The above examples give us a clear idea about how to account for various items in the financial statement by following the prudence concept in a transparent manner, which is easy to interpret and use.
Importance
Some points of importance of the financial concept are as follows:
- The prudence concept or conservatism principle is well known and used worldwide. This principle gives the companies a base on which companies could build or prepare their financial statements.
- Prudence principle in accounting ensures that the financial statements present a realistic and fair picture of a company's revenue and liabilities.
- It helps in the minimization of losses.
- It helps in not overestimating as well as not underestimating the financial risk of a company.
- The Prudence concept makes the comparability of financial information possible.
Disadvantages
The concept also has certain disadvantages, which are as given below:
- The prudence concept in accounting doesn’t always necessarily consist of correct facts.
- You cannot apply the prudence concept to cultures that are outside of the IFRS or the GAAP.

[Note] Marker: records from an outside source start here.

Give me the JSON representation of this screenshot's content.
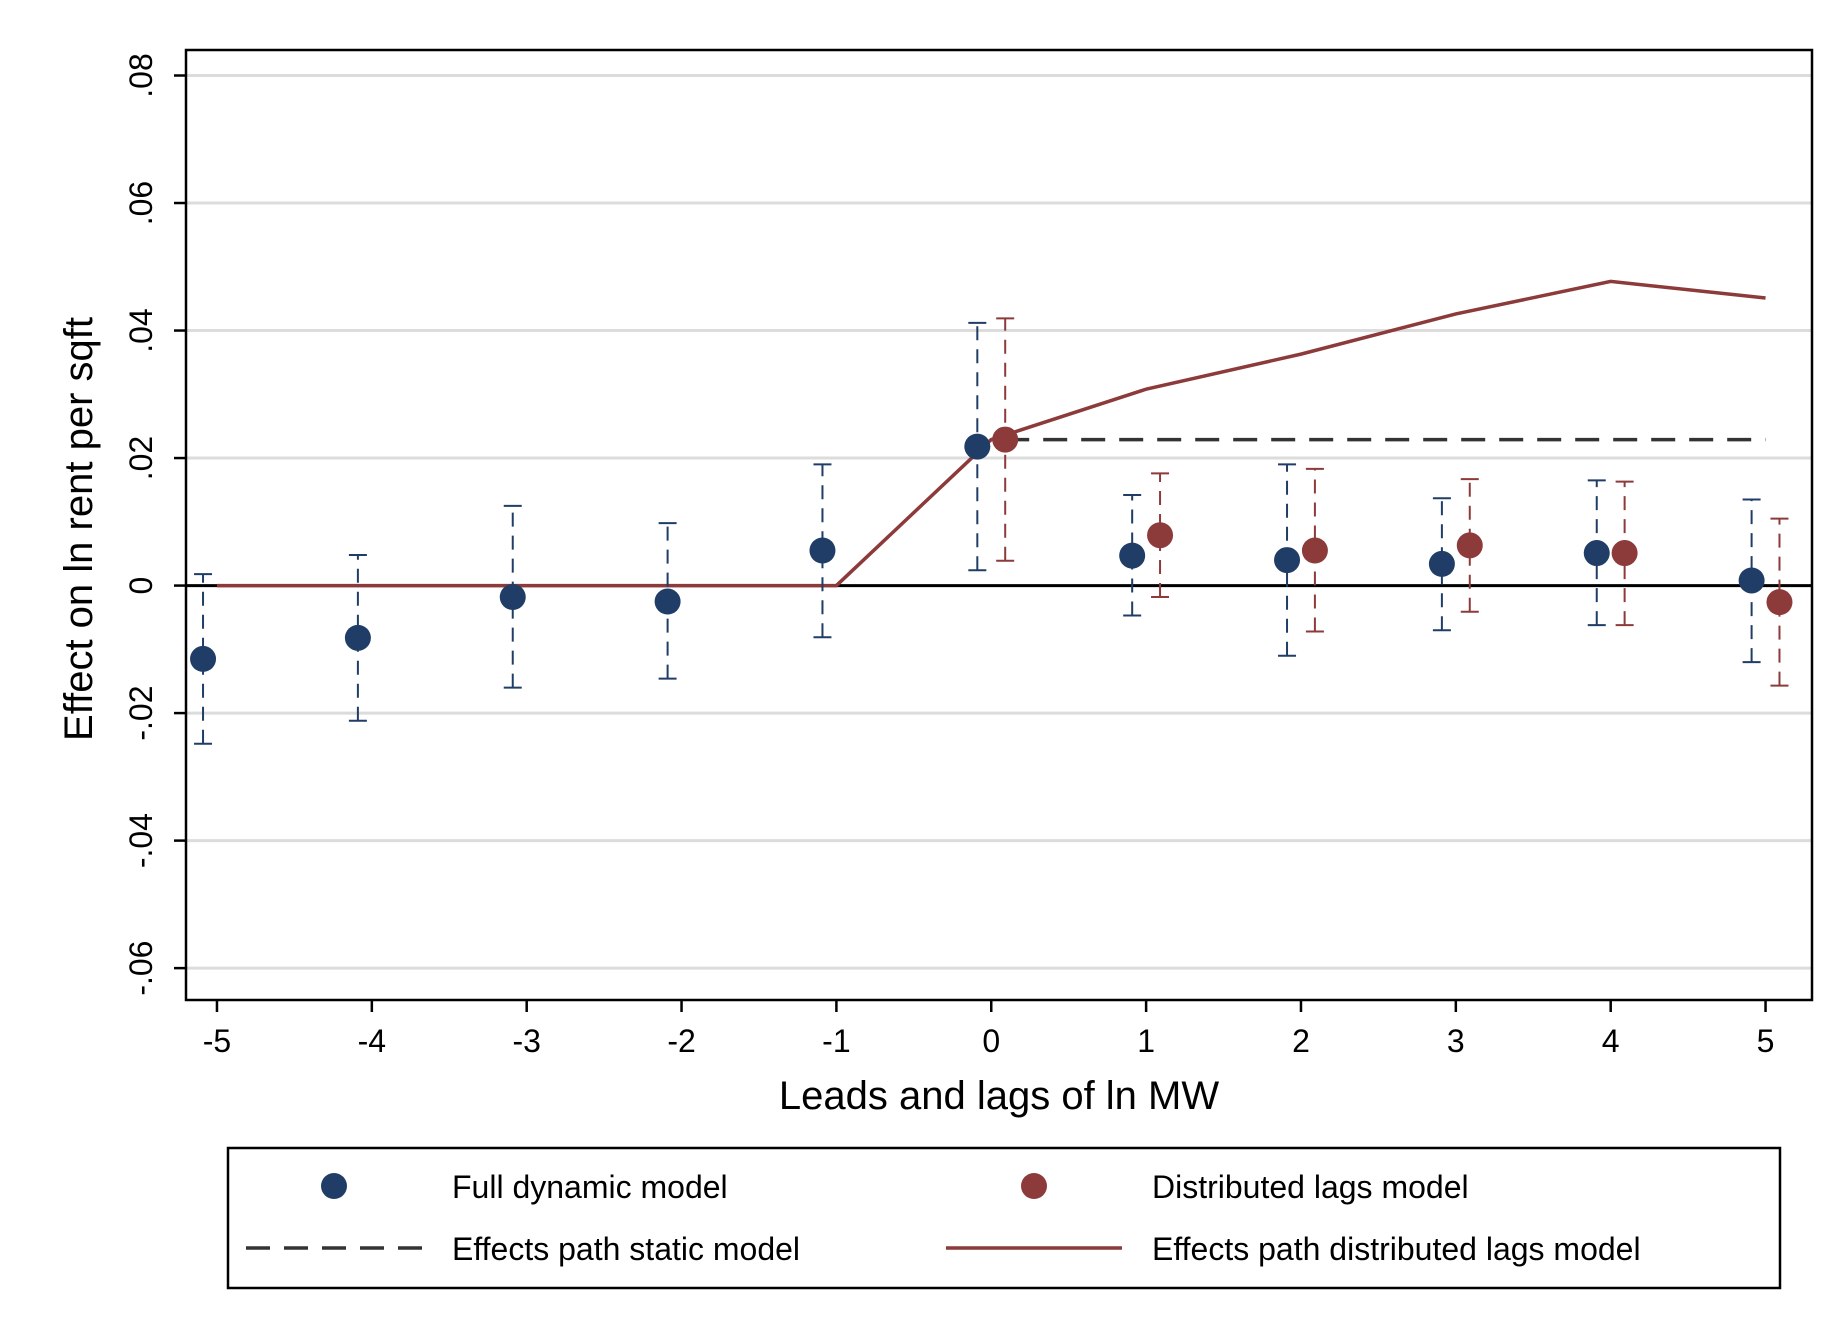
{
  "chart_data": {
    "type": "scatter",
    "xlabel": "Leads and lags of ln MW",
    "ylabel": "Effect on ln rent per sqft",
    "xlim": [
      -5.2,
      5.3
    ],
    "ylim": [
      -0.065,
      0.084
    ],
    "x_ticks": [
      -5,
      -4,
      -3,
      -2,
      -1,
      0,
      1,
      2,
      3,
      4,
      5
    ],
    "x_tick_labels": [
      "-5",
      "-4",
      "-3",
      "-2",
      "-1",
      "0",
      "1",
      "2",
      "3",
      "4",
      "5"
    ],
    "y_ticks": [
      -0.06,
      -0.04,
      -0.02,
      0,
      0.02,
      0.04,
      0.06,
      0.08
    ],
    "y_tick_labels": [
      "-.06",
      "-.04",
      "-.02",
      "0",
      ".02",
      ".04",
      ".06",
      ".08"
    ],
    "grid": true,
    "legend_position": "bottom",
    "series": [
      {
        "name": "Full dynamic model",
        "kind": "points",
        "color": "#1f3d66",
        "x": [
          -5,
          -4,
          -3,
          -2,
          -1,
          0,
          1,
          2,
          3,
          4,
          5
        ],
        "y": [
          -0.0115,
          -0.0082,
          -0.0018,
          -0.0025,
          0.0055,
          0.0218,
          0.0047,
          0.004,
          0.0034,
          0.0051,
          0.0008
        ],
        "ci_low": [
          -0.0248,
          -0.0212,
          -0.016,
          -0.0146,
          -0.0081,
          0.0024,
          -0.0047,
          -0.011,
          -0.007,
          -0.0062,
          -0.012
        ],
        "ci_high": [
          0.0018,
          0.0048,
          0.0125,
          0.0098,
          0.019,
          0.0412,
          0.0142,
          0.019,
          0.0137,
          0.0165,
          0.0135
        ]
      },
      {
        "name": "Distributed lags model",
        "kind": "points",
        "color": "#8c3a3a",
        "x": [
          0,
          1,
          2,
          3,
          4,
          5
        ],
        "y": [
          0.0229,
          0.0079,
          0.0055,
          0.0063,
          0.0051,
          -0.0026
        ],
        "ci_low": [
          0.0039,
          -0.0018,
          -0.0072,
          -0.0041,
          -0.0062,
          -0.0157
        ],
        "ci_high": [
          0.0419,
          0.0176,
          0.0183,
          0.0167,
          0.0163,
          0.0105
        ]
      },
      {
        "name": "Effects path static model",
        "kind": "line",
        "style": "dashed",
        "color": "#333333",
        "x": [
          0,
          5
        ],
        "y": [
          0.0229,
          0.0229
        ]
      },
      {
        "name": "Effects path distributed lags model",
        "kind": "line",
        "style": "solid",
        "color": "#8c3a3a",
        "x": [
          -5,
          -1,
          0,
          1,
          2,
          3,
          4,
          5
        ],
        "y": [
          0,
          0,
          0.0229,
          0.0308,
          0.0363,
          0.0426,
          0.0477,
          0.0451
        ]
      }
    ],
    "legend": [
      {
        "label": "Full dynamic model",
        "symbol": "marker",
        "color": "#1f3d66"
      },
      {
        "label": "Distributed lags model",
        "symbol": "marker",
        "color": "#8c3a3a"
      },
      {
        "label": "Effects path static model",
        "symbol": "dash",
        "color": "#333333"
      },
      {
        "label": "Effects path distributed lags model",
        "symbol": "line",
        "color": "#8c3a3a"
      }
    ]
  }
}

- A company may try to create provisions that are not required, resulting in the creation of some private reserves.
- It lowers the earnings and profits, given the stakeholders the idea that the company is not performing well. This may reduce its value in the market and investors may back away.
- It may impact management decision because they may try to invest in opportunities that look more profitable but is risky. In order to prioritise profits and avoid losses, they may miss good opportunities.
- Since it is not accepted in all accounting standards, there is lack of standardization in financial reporting. Therefore the interpretation and application may vary.
- The concept involves some level of subjectivity which creates possibility of manipulation to meet investor’s expectations.
Thus, it is necessary to understand the advantages and limitation of any financial concept clearly so that they can be applied in the appropriate time and place for maximum value creation.